Opposition also arises in the imperial center
Opposition has begun to be organized across the Pacific, in the United States itself. A letter initiated by Citizens Trade Campaign, a national coalition including unions, community groups and other organizations, released on March 2023 a petition signed by more than 400 labor, environmental, community and religious groups calling for the Biden administration to include strong labor rights based on International Labour Organization standards, binding commitments to combat global warming and digital standards to protect consumer rights and privacy while reining in Big Tech abuses. The letter also asks for transparency during IPEF negotiations: “A more transparent and participatory negotiating process for IPEF would allow for a wider set of interests to provide informed input and ensure equitable treatment of communities which are not part of the official U.S. trade advisor system most representing corporations who now have access to U.S. proposals and other confidential IPEF texts.”
A separate U.S. effort, by a group of consumer advocates, calls on the Biden administration to eliminate IPEF language that they say could undermine efforts to hold Big Tech accountable for their privacy practices. The consumer advocates have not seen any IPEF text because it remains secret from the public, but in their letter they said they “understand from policymakers and others who have reviewed the draft” that its digital trade section could help let U.S. tech companies off the hook when it comes to privacy safeguards, The Washington Post reports. The letter adds that the IPEF contains “problematic terms” giving “Big Tech firms control of our personal data” while limiting other countries from applying regulations.
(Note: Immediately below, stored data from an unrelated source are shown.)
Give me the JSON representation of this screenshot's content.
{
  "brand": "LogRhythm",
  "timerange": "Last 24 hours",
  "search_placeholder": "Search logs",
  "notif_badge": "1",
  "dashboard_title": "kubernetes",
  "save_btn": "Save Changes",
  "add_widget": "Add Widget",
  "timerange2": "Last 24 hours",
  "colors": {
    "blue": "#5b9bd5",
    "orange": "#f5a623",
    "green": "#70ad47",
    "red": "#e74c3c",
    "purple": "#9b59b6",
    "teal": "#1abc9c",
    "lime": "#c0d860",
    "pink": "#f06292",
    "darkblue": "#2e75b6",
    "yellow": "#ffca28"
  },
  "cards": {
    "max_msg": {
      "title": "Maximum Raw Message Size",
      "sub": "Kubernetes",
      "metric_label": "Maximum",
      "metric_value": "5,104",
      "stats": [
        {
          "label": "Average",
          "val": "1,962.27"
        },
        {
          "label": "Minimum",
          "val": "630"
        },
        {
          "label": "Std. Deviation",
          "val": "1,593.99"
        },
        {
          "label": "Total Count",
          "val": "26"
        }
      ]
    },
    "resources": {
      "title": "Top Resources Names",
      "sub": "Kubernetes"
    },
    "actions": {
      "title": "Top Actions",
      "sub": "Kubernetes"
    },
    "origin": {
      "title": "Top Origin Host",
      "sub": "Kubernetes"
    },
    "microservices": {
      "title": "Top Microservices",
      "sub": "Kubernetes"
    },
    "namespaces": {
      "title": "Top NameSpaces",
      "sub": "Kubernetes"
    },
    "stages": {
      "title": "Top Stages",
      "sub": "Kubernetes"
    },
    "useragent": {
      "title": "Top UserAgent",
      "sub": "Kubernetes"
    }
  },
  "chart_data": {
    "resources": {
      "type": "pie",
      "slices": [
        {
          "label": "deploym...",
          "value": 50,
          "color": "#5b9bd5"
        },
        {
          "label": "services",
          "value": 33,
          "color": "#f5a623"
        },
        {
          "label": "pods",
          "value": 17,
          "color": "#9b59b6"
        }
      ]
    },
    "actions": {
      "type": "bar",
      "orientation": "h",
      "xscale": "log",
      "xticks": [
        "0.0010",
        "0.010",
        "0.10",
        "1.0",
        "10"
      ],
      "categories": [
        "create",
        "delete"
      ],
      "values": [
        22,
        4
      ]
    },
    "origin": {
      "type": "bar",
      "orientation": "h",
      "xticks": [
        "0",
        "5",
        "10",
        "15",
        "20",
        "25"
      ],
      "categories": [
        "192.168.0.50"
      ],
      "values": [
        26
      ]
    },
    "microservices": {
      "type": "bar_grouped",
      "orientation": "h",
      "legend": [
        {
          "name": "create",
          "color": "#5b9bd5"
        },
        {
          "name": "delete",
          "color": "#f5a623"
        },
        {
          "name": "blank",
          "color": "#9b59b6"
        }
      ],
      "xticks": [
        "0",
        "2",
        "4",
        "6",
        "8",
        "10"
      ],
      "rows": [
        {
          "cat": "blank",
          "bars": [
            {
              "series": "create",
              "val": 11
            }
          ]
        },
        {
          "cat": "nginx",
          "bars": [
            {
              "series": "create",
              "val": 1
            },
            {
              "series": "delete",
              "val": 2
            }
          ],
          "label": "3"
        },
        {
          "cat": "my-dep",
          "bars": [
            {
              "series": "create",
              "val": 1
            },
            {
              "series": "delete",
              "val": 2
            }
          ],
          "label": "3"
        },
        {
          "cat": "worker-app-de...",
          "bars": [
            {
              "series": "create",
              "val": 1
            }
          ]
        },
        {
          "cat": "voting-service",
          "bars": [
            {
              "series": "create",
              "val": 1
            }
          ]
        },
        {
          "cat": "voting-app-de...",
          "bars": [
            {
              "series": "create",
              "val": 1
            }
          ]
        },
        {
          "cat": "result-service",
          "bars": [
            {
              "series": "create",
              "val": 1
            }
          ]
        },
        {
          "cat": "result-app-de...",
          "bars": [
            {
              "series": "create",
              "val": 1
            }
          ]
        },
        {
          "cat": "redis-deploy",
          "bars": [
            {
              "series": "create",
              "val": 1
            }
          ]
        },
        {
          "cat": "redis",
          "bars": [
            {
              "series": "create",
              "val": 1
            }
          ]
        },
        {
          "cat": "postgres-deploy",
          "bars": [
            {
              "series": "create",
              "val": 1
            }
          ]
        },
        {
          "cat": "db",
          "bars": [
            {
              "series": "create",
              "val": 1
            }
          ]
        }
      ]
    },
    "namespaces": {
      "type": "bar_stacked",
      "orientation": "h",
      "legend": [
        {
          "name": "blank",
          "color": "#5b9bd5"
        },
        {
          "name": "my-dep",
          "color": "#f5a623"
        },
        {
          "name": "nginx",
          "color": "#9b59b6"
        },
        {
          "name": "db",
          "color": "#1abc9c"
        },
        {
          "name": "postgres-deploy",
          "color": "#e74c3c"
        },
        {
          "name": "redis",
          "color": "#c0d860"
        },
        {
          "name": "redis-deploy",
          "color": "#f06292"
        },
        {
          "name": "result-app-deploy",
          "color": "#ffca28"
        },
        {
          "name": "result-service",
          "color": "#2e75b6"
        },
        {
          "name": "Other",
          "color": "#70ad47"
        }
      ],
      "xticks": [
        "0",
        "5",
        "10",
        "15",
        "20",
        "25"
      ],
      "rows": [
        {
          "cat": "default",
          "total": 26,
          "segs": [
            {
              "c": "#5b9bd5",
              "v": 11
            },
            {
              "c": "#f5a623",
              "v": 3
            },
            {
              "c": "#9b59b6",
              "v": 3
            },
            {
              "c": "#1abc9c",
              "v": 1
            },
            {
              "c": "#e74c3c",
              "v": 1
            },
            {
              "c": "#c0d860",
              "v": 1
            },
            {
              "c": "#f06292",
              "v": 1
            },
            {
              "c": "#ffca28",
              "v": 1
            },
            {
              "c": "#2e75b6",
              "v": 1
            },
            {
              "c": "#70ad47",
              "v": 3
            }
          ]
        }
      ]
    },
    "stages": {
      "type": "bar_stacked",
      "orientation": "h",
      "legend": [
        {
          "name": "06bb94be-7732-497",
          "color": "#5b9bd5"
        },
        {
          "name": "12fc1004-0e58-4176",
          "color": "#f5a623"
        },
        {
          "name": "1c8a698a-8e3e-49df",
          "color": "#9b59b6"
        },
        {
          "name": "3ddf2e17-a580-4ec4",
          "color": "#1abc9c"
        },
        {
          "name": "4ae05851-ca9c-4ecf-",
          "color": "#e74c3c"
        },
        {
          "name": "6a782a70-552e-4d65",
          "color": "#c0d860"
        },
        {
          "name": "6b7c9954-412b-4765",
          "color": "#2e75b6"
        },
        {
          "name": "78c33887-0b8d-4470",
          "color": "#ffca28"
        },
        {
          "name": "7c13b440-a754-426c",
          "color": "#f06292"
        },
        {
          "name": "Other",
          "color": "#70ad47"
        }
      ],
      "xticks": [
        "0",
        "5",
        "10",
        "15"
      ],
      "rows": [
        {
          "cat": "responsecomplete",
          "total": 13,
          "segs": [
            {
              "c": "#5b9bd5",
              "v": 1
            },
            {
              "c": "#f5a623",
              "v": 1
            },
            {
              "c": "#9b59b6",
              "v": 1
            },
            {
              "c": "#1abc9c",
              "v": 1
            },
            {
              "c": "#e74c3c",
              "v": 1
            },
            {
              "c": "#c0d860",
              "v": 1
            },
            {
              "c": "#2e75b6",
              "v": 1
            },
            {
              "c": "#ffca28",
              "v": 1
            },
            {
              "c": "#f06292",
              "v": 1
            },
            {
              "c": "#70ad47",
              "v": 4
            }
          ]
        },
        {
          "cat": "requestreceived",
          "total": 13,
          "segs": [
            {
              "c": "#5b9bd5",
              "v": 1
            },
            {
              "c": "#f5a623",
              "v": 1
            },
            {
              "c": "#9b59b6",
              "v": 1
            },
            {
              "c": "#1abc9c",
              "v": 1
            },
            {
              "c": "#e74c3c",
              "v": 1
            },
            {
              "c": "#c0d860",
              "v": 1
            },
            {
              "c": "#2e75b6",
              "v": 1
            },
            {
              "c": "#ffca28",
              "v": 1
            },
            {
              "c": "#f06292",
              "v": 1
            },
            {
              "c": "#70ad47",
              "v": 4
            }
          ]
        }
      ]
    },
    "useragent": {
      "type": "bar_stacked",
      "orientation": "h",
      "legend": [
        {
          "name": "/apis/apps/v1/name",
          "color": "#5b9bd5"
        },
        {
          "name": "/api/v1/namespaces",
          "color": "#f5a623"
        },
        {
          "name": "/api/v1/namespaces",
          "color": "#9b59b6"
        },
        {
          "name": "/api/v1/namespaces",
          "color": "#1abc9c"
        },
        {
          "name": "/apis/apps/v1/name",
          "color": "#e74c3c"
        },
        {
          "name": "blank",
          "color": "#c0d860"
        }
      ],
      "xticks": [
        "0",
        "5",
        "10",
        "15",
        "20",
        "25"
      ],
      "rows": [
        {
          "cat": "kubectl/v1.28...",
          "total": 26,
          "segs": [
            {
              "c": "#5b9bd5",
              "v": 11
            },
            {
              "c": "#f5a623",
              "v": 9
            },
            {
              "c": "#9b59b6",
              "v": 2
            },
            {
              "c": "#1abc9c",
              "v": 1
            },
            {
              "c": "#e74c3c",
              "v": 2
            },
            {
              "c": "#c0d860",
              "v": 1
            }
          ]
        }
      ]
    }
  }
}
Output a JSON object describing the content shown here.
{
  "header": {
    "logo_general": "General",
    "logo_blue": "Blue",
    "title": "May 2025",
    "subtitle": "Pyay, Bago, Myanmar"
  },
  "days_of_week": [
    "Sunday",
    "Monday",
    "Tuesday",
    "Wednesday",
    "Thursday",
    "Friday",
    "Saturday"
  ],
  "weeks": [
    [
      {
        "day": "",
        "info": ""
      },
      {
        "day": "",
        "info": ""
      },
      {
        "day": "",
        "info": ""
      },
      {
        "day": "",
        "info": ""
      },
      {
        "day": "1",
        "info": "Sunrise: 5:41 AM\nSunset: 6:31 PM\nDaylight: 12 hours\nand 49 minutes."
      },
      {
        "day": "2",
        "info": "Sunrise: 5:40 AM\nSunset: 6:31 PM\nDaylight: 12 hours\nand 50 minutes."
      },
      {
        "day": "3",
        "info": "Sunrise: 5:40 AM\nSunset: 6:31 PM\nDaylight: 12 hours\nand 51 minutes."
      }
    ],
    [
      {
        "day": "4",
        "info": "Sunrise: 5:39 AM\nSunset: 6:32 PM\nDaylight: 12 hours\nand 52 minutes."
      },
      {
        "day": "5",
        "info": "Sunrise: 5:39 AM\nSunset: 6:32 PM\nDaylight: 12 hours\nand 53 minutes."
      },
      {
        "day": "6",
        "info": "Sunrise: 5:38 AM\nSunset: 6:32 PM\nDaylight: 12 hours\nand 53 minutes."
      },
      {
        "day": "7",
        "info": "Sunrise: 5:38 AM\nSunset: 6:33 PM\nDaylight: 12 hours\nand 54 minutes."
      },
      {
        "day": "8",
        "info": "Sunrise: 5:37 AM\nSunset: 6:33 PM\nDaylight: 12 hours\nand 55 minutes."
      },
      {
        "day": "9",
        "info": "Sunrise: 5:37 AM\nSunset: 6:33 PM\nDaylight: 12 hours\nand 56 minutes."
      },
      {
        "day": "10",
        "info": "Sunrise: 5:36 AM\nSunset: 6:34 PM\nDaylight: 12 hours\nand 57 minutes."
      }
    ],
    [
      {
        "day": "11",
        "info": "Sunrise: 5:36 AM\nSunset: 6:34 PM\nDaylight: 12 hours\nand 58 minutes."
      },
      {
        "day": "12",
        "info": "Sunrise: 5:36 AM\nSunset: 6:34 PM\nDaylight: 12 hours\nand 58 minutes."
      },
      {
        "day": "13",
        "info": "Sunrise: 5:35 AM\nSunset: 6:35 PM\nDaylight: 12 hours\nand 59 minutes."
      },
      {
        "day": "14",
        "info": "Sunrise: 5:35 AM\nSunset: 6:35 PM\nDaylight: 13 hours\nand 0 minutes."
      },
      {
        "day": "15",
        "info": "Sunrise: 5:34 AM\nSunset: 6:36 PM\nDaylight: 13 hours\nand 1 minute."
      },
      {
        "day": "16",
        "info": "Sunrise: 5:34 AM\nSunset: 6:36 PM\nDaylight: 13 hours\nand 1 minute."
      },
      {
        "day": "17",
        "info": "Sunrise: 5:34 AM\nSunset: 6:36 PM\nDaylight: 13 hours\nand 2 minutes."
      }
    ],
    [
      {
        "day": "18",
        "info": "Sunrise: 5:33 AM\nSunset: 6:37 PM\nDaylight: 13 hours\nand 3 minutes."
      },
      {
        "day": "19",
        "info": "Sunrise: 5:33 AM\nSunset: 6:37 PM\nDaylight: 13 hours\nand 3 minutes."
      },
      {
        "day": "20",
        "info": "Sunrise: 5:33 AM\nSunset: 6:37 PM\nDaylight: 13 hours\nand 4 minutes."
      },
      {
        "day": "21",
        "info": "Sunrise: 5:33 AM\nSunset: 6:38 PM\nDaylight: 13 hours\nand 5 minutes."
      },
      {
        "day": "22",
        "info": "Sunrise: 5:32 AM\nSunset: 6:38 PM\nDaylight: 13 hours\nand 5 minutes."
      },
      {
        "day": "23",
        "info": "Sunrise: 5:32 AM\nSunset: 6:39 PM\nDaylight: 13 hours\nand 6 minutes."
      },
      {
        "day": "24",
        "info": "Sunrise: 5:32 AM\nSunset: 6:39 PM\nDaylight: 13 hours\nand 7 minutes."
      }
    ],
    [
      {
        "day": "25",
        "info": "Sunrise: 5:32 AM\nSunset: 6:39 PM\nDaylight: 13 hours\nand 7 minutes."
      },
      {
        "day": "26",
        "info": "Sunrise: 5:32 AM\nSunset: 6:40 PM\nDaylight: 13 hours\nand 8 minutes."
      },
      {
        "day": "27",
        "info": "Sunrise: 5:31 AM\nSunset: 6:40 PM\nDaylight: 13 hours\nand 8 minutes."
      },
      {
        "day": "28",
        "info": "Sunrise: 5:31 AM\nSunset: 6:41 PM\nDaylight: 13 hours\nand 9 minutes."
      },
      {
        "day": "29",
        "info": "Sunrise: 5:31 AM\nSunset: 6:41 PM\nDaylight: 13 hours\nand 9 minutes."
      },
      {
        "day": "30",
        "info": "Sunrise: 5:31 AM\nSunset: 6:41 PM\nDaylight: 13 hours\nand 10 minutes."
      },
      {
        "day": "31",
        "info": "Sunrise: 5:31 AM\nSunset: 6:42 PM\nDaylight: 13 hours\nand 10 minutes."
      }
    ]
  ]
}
A third negotiating round is scheduled for May in Singapore. The first round of talks, in Brisbane in December 2022, ended without a status report by participants but reportedly negotiators set aside more challenging issues. The second round, in Bali, Indonesia, ended with a commitment “to an aggressive negotiating schedule throughout 2023,” with nothing of substance revealed.
Activists on both sides of the Pacific had to organize a years-long campaign to defeat the Trans-Pacific Partnership, an effort that can only be said, at best, to be partially successful because most of the countries involved did eventually sign it, albeit with somewhat less draconian rules because the most hard-line government, that of the United States, dropped out due to intense domestic pressure. As with the TPP, and the many other “free trade” agreements that have been implemented, the purported benefits for working people are illusions. Fanaticism and fantasy have long driven government propaganda in promoting these deals. Once the TPP text was released, it could readily be seen why it had been secret throughout the negotiations.
“Free trade” agreements — even when falsely advertised as something else — have very little to do with trade and much to do with imposing corporate wish lists, including sweeping away health, safety, labor and environmental standards that can’t be eliminated through democratic means. As with all “free trade” agreements, the fault lines are along class, not national, interests. Industrialists and financiers around the world understand their class interests and are united to promote their interests. Working people uniting across borders, in a broad movement, is the only path toward reversing corporate agendas that accelerate races to the bottom.